El texto también define, por primera vez con rango legal, qué es un municipio turístico. Para obtener esa consideración, un municipio deberá acreditar que la población turística asistida anual supera el 25% de la población residente y que el número de visitantes equivale, al menos, a ese mismo porcentaje, además de contar con recursos turísticos de atracción y un plan municipal de calidad. No es una etiqueta simbólica: llevará aparejado un trato preferente en ayudas, planificación y promoción. La norma va incluso más allá y modifica otras dos leyes regionales para crear los «municipios de interés turístico artesano» y regular los comercios turísticos, en un intento de ordenar un ecosistema que hasta ahora crecía sin demasiadas reglas.

El alquiler por habitaciones

Uno de los cambios con más recorrido práctico es la prohibición expresa de alquilar por habitaciones bajo la figura de vivienda de uso turístico: a partir de ahora, el piso tendrá que cederse completo. Se cierra así la puerta al modelo de habitación suelta en piso compartido, que en la práctica ha servido para eludir controles y multiplicar la rotación de huéspedes sin las garantías exigibles a un alojamiento turístico. Es una medida directa y sin matices, aunque el anteproyecto sigue sin concretar aspectos igual de sensibles, como un límite de días de comercialización al año o criterios de saturación para zonas tensionadas, que quedan pendientes de un desarrollo reglamentario posterior. Ahí está, precisamente, la letra pequeña que habrá que vigilar.

La política de sanciones

El régimen sancionador se moderniza para adaptarse al entorno digital, pero mantiene los importes de la ley anterior: hasta 600 euros para las infracciones leves, entre 601 y 6.010 euros para las graves, y entre 6.011 y 60.010 euros para las muy graves, con la posibilidad de excluir a los infractores más graves de las ayudas de la consejería.
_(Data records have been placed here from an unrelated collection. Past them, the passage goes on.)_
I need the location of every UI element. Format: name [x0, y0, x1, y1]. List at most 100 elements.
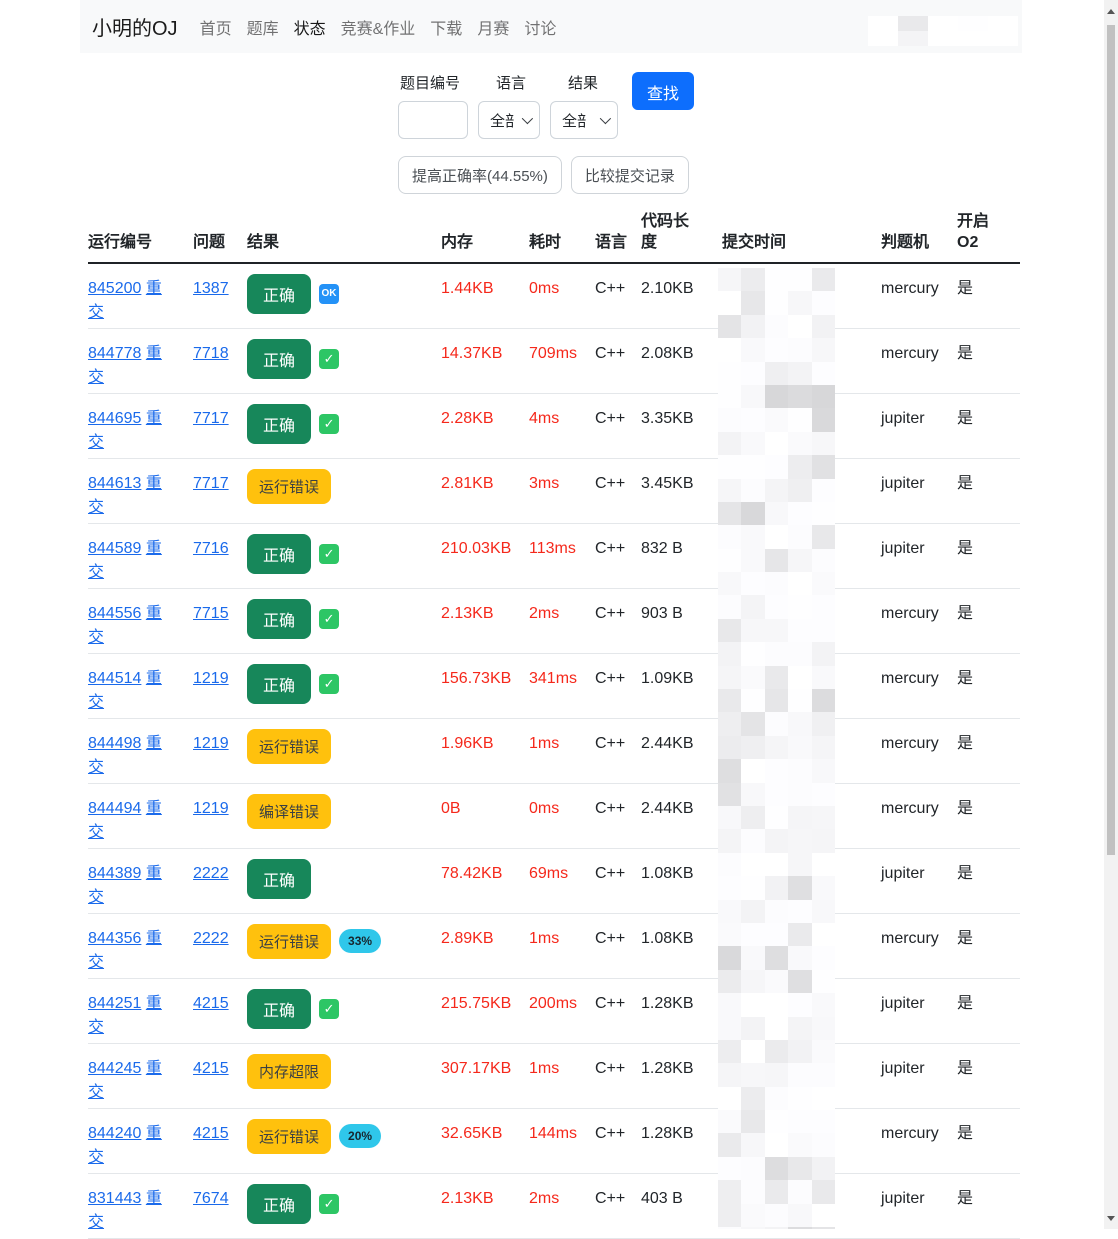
nav-item[interactable]: 讨论	[524, 21, 556, 38]
result-button[interactable]: 运行错误	[247, 923, 332, 959]
result-button[interactable]: 正确	[247, 533, 312, 574]
judger-cell: mercury	[881, 734, 939, 752]
problem-link[interactable]: 1387	[193, 280, 229, 297]
compare-submissions-button[interactable]: 比较提交记录	[570, 156, 689, 194]
col-run-id: 运行编号	[88, 203, 193, 264]
result-button[interactable]: 正确	[247, 338, 312, 379]
nav-item[interactable]: 下载	[430, 21, 462, 38]
result-button[interactable]: 内存超限	[247, 1053, 332, 1089]
problem-link[interactable]: 4215	[193, 1060, 229, 1077]
col-problem: 问题	[193, 203, 247, 264]
result-badge: 20%	[339, 1124, 382, 1148]
language-cell: C++	[595, 344, 626, 362]
result-select[interactable]: 全部	[550, 101, 618, 139]
problem-link[interactable]: 7717	[193, 475, 229, 492]
problem-link[interactable]: 1219	[193, 735, 229, 752]
result-button[interactable]: 正确	[247, 598, 312, 639]
o2-cell: 是	[957, 1189, 974, 1207]
result-badge: ✓	[319, 1193, 340, 1214]
problem-link[interactable]: 2222	[193, 865, 229, 882]
run-id-link[interactable]: 844251	[88, 995, 141, 1012]
brand-logo[interactable]: 小明的OJ	[92, 12, 178, 41]
result-button[interactable]: 正确	[247, 858, 312, 899]
search-button[interactable]: 查找	[632, 72, 695, 110]
result-button[interactable]: 运行错误	[247, 468, 332, 504]
nav-item[interactable]: 竞赛&作业	[341, 21, 416, 38]
nav-item[interactable]: 题库	[247, 21, 279, 38]
problem-link[interactable]: 7717	[193, 410, 229, 427]
run-id-link[interactable]: 845200	[88, 280, 141, 297]
result-button[interactable]: 正确	[247, 274, 312, 314]
run-id-link[interactable]: 844356	[88, 930, 141, 947]
problem-id-input[interactable]	[398, 101, 468, 139]
language-cell: C++	[595, 539, 626, 557]
o2-cell: 是	[957, 539, 974, 557]
time-cell: 1ms	[529, 929, 560, 947]
triangle-down-icon	[1107, 1215, 1115, 1221]
o2-cell: 是	[957, 344, 974, 362]
run-id-link[interactable]: 844556	[88, 605, 141, 622]
code-length-cell: 2.44KB	[641, 734, 694, 752]
table-row: 844356 重交 2222 运行错误 33% 2.89KB 1ms C++ 1…	[88, 913, 1020, 978]
o2-cell: 是	[957, 409, 974, 427]
problem-link[interactable]: 7718	[193, 345, 229, 362]
problem-link[interactable]: 7674	[193, 1190, 229, 1207]
problem-link[interactable]: 7715	[193, 605, 229, 622]
table-row: 844589 重交 7716 正确 ✓ 210.03KB 113ms C++ 8…	[88, 523, 1020, 588]
result-button[interactable]: 编译错误	[247, 793, 332, 829]
scroll-up-button[interactable]	[1104, 4, 1118, 18]
run-id-link[interactable]: 844245	[88, 1060, 141, 1077]
vertical-scrollbar[interactable]	[1104, 0, 1118, 1229]
result-button[interactable]: 正确	[247, 1183, 312, 1224]
o2-cell: 是	[957, 280, 974, 297]
run-id-link[interactable]: 831443	[88, 1190, 141, 1207]
language-cell: C++	[595, 799, 626, 817]
language-cell: C++	[595, 1189, 626, 1207]
scrollbar-thumb[interactable]	[1107, 25, 1115, 855]
code-length-cell: 2.10KB	[641, 280, 694, 297]
result-button[interactable]: 正确	[247, 988, 312, 1029]
improve-accuracy-button[interactable]: 提高正确率(44.55%)	[398, 156, 562, 194]
memory-cell: 2.81KB	[441, 474, 494, 492]
code-length-cell: 1.28KB	[641, 1124, 694, 1142]
problem-link[interactable]: 4215	[193, 1125, 229, 1142]
result-button[interactable]: 运行错误	[247, 728, 332, 764]
problem-link[interactable]: 1219	[193, 670, 229, 687]
problem-link[interactable]: 2222	[193, 930, 229, 947]
run-id-link[interactable]: 844240	[88, 1125, 141, 1142]
language-select-value: 全部	[490, 112, 514, 130]
run-id-link[interactable]: 844778	[88, 345, 141, 362]
code-length-cell: 1.09KB	[641, 669, 694, 687]
run-id-link[interactable]: 844498	[88, 735, 141, 752]
problem-link[interactable]: 1219	[193, 800, 229, 817]
col-submit-time: 提交时间	[722, 203, 881, 264]
problem-link[interactable]: 4215	[193, 995, 229, 1012]
triangle-up-icon	[1107, 8, 1115, 14]
run-id-link[interactable]: 844389	[88, 865, 141, 882]
table-row: 844514 重交 1219 正确 ✓ 156.73KB 341ms C++ 1…	[88, 653, 1020, 718]
scroll-down-button[interactable]	[1104, 1211, 1118, 1225]
run-id-link[interactable]: 844695	[88, 410, 141, 427]
run-id-link[interactable]: 844613	[88, 475, 141, 492]
table-row: 844240 重交 4215 运行错误 20% 32.65KB 144ms C+…	[88, 1108, 1020, 1173]
language-cell: C++	[595, 669, 626, 687]
o2-cell: 是	[957, 994, 974, 1012]
memory-cell: 215.75KB	[441, 994, 512, 1012]
run-id-link[interactable]: 844514	[88, 670, 141, 687]
code-length-cell: 1.08KB	[641, 864, 694, 882]
language-select[interactable]: 全部	[478, 101, 540, 139]
result-button[interactable]: 正确	[247, 403, 312, 444]
language-cell: C++	[595, 734, 626, 752]
run-id-link[interactable]: 844494	[88, 800, 141, 817]
nav-item[interactable]: 月赛	[477, 21, 509, 38]
nav-item[interactable]: 首页	[200, 21, 232, 38]
memory-cell: 32.65KB	[441, 1124, 503, 1142]
table-row: 844498 重交 1219 运行错误 1.96KB 1ms C++ 2.44K…	[88, 718, 1020, 783]
time-cell: 0ms	[529, 799, 560, 817]
nav-item[interactable]: 状态	[294, 21, 326, 38]
problem-link[interactable]: 7716	[193, 540, 229, 557]
result-button[interactable]: 正确	[247, 663, 312, 704]
run-id-link[interactable]: 844589	[88, 540, 141, 557]
table-row: 831443 重交 7674 正确 ✓ 2.13KB 2ms C++ 403 B…	[88, 1173, 1020, 1238]
result-button[interactable]: 运行错误	[247, 1118, 332, 1154]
Son cifras que invitan a la duda: para un negocio que puede generar varios miles de euros al mes en zonas de alta demanda, una multa de 6.000 euros puede quedarse en un coste asumible. La nueva ley acierta en el diagnóstico, pero su eficacia dependerá de que Castilla-La Mancha inspeccione y sancione con la misma contundencia con la que ahora legisla.